Geplantes belgisches Endlager: Vorgehen ist undemokratisch, Stimmen aller Betroffenen in den Grenzregionen müssen gehört werden
Die für Atommüll zuständige Behörde NERAS plant Anhörungen für ein Atommüll-Endlager in Belgien. Bereits im April, auf dem Höhepunkt der Corona Krise, hat eine öffentliche Anhörung für ein Endlager nuklearer Abfälle begonnen. Die Öffentlichkeit wird seit dem 15. April bis zum 13. Juni 2020 zu den Umweltauswirkungen der Endlagerung der am stärksten radioaktiven Abfälle angehört. Zeitgleich sind die Einschränkungen durch Corona in Belgien nach wie vor hoch, sodass es sehr vielen Personen nicht möglich ist, sich an dieser Konsultation zu beteiligen. Der vom Abgeordneten der belgischen Grünen Samuel Congolati gestellte Antrag, wegen der Corona Krise die Zeit der Konsultation wenigstens um 30 Tage zu verlängern, wurde abgelehnt.

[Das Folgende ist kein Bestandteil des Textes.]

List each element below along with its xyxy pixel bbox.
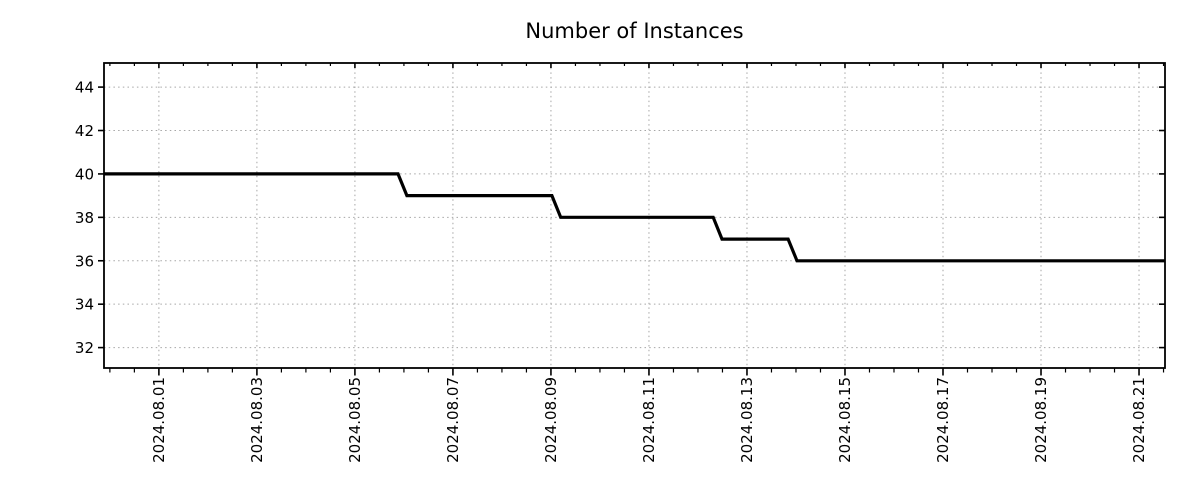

Daniel Freund, Grüner Europaabgeordneter aus Aachen, kommentiert:
“In der aktuellen Krisensituation und angesichts der Ausgangsbeschränkungen in Belgien eine Entscheidung von solch immenser Tragweiter durchzudrücken, ist schlicht undemokratisch. Die Menschen müssen sich beteiligen können, schließlich geht es um ihre Sicherheit und Entscheidungen mit Auswirkungen für mehrere tausend Jahre. Das aktuelle Vorgehen der belgischen Behörden weist starke Parallelen zum Umgang mit den Schrottreaktoren in Tihange und Doel auf. Auch dort gibt es keinerlei Beteiligung der Nachbarländer oder des Europäischen Parlaments. In einem vereinten Europa kann und darf eine solch Entscheidung, die Auswirkungen auch auf die Nachbarländer hat nicht ohne deren Beteiligung ablaufen.
“Ich fordere von der belgischen Regierung eine sofortige Umkehr in ihrer Beteiligungspolitik und erwarte die Konsultation einer breiten europäischen Öffentlichkeit in den grenznahen Regionen in Deutschland, den Niederlanden und Luxemburg. Es kann nicht sein, dass wir in der Region Aachen ein Atommüllendlager vor die Nase gesetzt bekommen und nicht einmal dazu angehört werden – so funktioniert Europa nicht!”
Oliver Krischer, Bundestagsabgeordneter der Grünen aus Düren und stellvertretender Vorsitzender der Bundestagsfraktion, kommentiert:
“Belgien startet im Windschatten von Corona ein Suchverfahren für hochradioaktiven Atommüll. Ich fordere eine Intervention von deutscher Seite. Die Landesregierung NRW und die Bundesregierung müssen sich bei der belgischen Regierung für einen Stopp dieses Vorgehens einsetzten. So etwas muss in normalen Zeiten und mit ordentlicher Öffentlichkeitsbeteiligung laufen.”
"Es kann nicht sein, dass wir in der Region Aachen ein Atommüllendlager vor die Nase gesetzt bekommen und nicht einmal dazu angehört werden – so funktioniert Europa nicht!”
Der aktuelle Schritt kommt recht überraschend, da bislang davon ausgegangen wurde, dass der belgische Atommüll bei Bure/Lothringen in Frankreich eingelagert werden soll. Von den sieben zu prüfenden Standorten liegen zwei in unmittelbarer Nähe zur deutsch-belgischen Grenze, teilweise keine 30 Kilometer von Aachen entfernt unter dem Hohen Venn. Über solche Vorhaben müssen nach Aarhus- und ESPOO-Abkommen auch die Nachbarländer informiert werden. Hinweise auf eine grenzüberschreitende Beteiligungen oder die ESPOO-Konvention finden sich in den von NERAS veröffentlichten Unterlagen nicht. Auch die Bürgermeister der betroffenen Gemeinden wurden nicht informiert. Auf der Internetseite des Bundesumweltministerium sind erst seit dem 12.05. 2020 Informationen zum geplanten belgischen Endlager zu finden.